There are a number of ways to improve access to affordable medicines. They include increasing financing for medicines by governments and international bodies. Legislation could promote the entry of generics into the market. Generic medicines should be priced appropriately and subsidised so that patients don’t have to pay the full price. The selection and use of medicines needs care. And robust electronic monitoring systems would minimise stock-outs.

The responsibility to make changes falls on governments, local and international non-governmental organisations, pharmaceutical companies and health workers.

Some global biopharmaceutical companies have established initiatives targeting low- and middle-income countries. An example is the Novartis Access programme, currently running in Kenya, Uganda, Tanzania, Rwanda, Malawi, Ethiopia and Cameroon. The programme offers subsidies to governments, non-governmental organisations and other institutional customers for a portfolio of medicines to treat non-communicable diseases. It also builds health system capacity for the prevention and management of non-communicable diseases, including diabetes.

Another company, Novo Nordisk, started in 2009 to supply insulin at a subsidised cost to selected low-income countries in sub-Saharan Africa. With partners, it supports the “Changing Diabetes in Children” programme in 10 countries in sub-Saharan Africa. It offers free glucometers and insulin to children and adolescents with type 1 diabetes.

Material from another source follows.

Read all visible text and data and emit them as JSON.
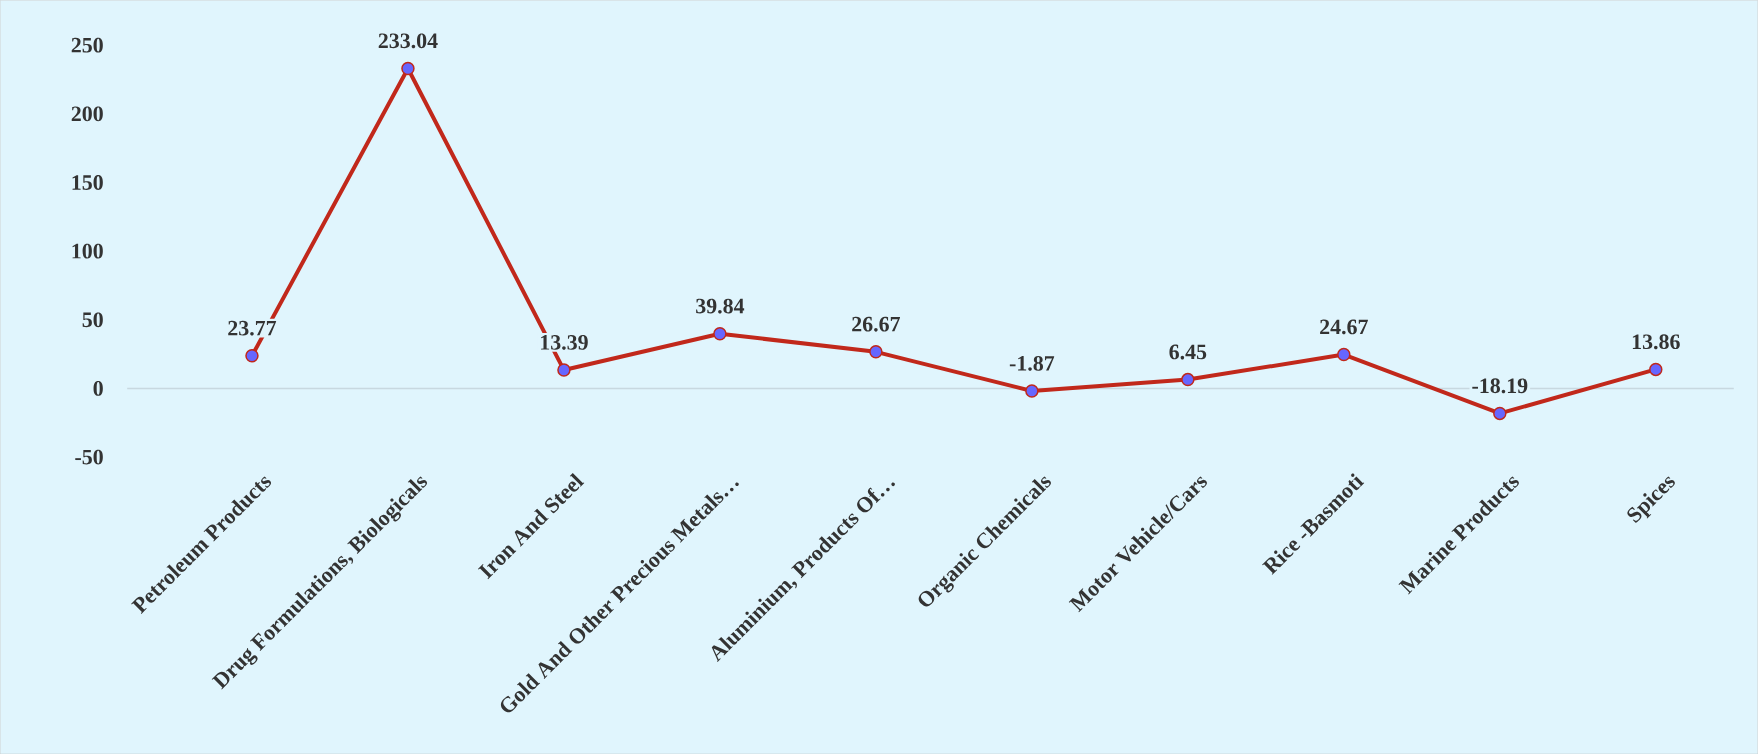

But more needs to be done. Government health ministries and other implementing agencies should encourage healthcare practitioners to follow evidence-based, locally relevant treatment guidelines. They should undergo continuous professional development on diabetes care. National lists of essential medicines should be routinely updated and include cost-effective medicines.

Lastly, governments and the private sector in sub-Saharan Africa should invest in the local production of high-quality generic medicines for diabetes. DM/ML

This story was first published in The Conversation.

Richard E. Sanya is a post-doctoral Research Scientist at the African Population and Health Research Center.